クンダリ(出生図)とは何か
クンダリとは、生まれた瞬間に東の地平線から昇っていた星座(ラグナ、上昇宮)を第一室として、そこから十二の室(ハウス)を反時計回りに並べ、その上に九つの惑星の位置を重ねた図です。地図に例えるなら、ラグナは「北をどちらに置くか」を決める基準線にあたります。同じ日に生まれた人でも、生まれた場所と時刻が違えばラグナが変わり、図全体の向きが変わります。
もう一つ重要なのは、インド占星術が「サイデリアル黄道(恒星黄道)」を用いる点です。

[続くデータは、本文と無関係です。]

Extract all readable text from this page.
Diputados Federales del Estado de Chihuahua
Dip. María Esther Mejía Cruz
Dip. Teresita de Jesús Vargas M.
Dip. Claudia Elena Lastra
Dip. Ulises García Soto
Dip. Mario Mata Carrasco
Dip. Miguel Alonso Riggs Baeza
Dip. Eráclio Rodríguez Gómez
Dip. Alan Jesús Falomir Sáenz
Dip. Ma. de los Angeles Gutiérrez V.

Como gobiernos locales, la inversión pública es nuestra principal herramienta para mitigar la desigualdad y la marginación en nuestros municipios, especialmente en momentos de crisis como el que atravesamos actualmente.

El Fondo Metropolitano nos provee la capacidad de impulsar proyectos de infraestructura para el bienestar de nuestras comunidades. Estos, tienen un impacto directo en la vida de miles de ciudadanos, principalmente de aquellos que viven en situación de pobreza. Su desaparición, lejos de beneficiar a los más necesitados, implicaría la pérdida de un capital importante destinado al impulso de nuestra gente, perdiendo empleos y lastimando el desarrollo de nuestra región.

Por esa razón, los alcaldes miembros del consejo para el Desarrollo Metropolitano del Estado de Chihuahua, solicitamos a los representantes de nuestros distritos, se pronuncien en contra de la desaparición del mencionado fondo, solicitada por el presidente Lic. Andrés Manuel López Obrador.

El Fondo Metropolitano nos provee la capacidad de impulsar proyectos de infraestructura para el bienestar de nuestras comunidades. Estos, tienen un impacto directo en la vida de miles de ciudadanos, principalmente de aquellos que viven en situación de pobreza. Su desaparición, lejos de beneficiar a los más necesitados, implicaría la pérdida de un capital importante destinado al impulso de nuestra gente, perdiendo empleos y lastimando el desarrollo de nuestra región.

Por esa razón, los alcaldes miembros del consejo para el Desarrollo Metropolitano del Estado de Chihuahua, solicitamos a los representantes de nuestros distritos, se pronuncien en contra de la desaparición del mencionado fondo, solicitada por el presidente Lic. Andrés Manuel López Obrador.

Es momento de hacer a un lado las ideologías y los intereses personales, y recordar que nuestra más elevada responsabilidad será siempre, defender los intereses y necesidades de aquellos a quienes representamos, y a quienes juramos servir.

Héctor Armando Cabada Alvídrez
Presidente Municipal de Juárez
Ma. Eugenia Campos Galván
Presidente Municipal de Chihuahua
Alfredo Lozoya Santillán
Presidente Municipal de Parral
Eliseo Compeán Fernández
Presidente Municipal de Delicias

西洋占星術の多くはトロピカル黄道(春分点基準)を使いますが、両者の間には歳差運動により約24度のずれ(アヤナムシャ)が生じています。当ツールはラヒリ・アヤナムシャという標準的な計算方式を用いており、これはインドの官庁暦でも採用されている方式です。西洋の太陽星座と、ここで表示される太陽の星座が一つずれて見えることがあるのは、単位の違いであって誤りではありません。
北インド式と南インド式、どちらを見ればよいか
二つの様式は同じ計算結果を別の描き方で示しているだけで、内容に違いはありません。北インド式(菱形)は室(ハウス)の位置が図の中で固定されており、第一室は常に上部中央です。星座の方はラグナに応じて室ごとに移動します。南インド式(正方形)はその逆で、星座の位置がマス目として固定されており、ラグナがどの位置にあるかを印で示します。
実務的な違いは、目が慣れる速さにあります。南インド式は星座の位置が誰の図でも同じなので、複数人の図を並べて比較するときに読みやすいという声があります。北インド式は自分のラグナを中心に見る癖がつきやすく、伝統的に北インドや西インドで主流です。どちらを基準に学び始めても、もう一方は同じデータの並べ替えに過ぎないとわかれば、すぐに読めるようになります。
惑星の詳細タブが示していること
図だけでは、各惑星が何度の位置にあり、どのナクシャトラ(月宿)にあり、逆行しているかどうかは分かりません。詳細タブはこれを数値で示します。特に品位(ディグニティ)——高揚・減衰・自身の星座・中立——は重要です。同じ「第七室に金星」でも、金星が高揚(魚座)にあるか減衰(乙女座)にあるかで、古典的な読み方は大きく変わります。
ナクシャトラは星座よりも細かい区分(一星座に約2.25個のナクシャトラが収まります)で、その惑星の働き方に色合いを加えます。パダ(1〜4)はナクシャトラをさらに四分割したもので、より細かい調整にあたります。逆行は惑星が地球から見て見かけ上後退している状態で、その惑星のテーマが外に向かうより内省的に働くと古典的に読まれます。
この図だけで分かること、分からないこと
出生図は静止した一枚の写真です。生まれた瞬間の空を正確に写しますが、それ自体は「いつ何が起こるか」を語りません。それを語るのはヴィムショッタリ・ダシャー(惑星期)と、現在の空の配置を出生図に重ねるゴーチャラ(トランジット)です。同じ配置を持つ人でも、いまどのダシャーにいるかによって、同じ惑星が違う形で現れます。
また、この図は「良い・悪い」を単独で判定するものではありません。マンガル・ドーシャのような特定の配置も、他の要素によって相殺される場合があり、当サイトのヨーガ・ドーシャ診断はそうした古典的な相殺条件の一部のみを機械的に確認しています。図を読む力を養うことと、特定の問いに対する専門的な判断を受けることは、別の作業です。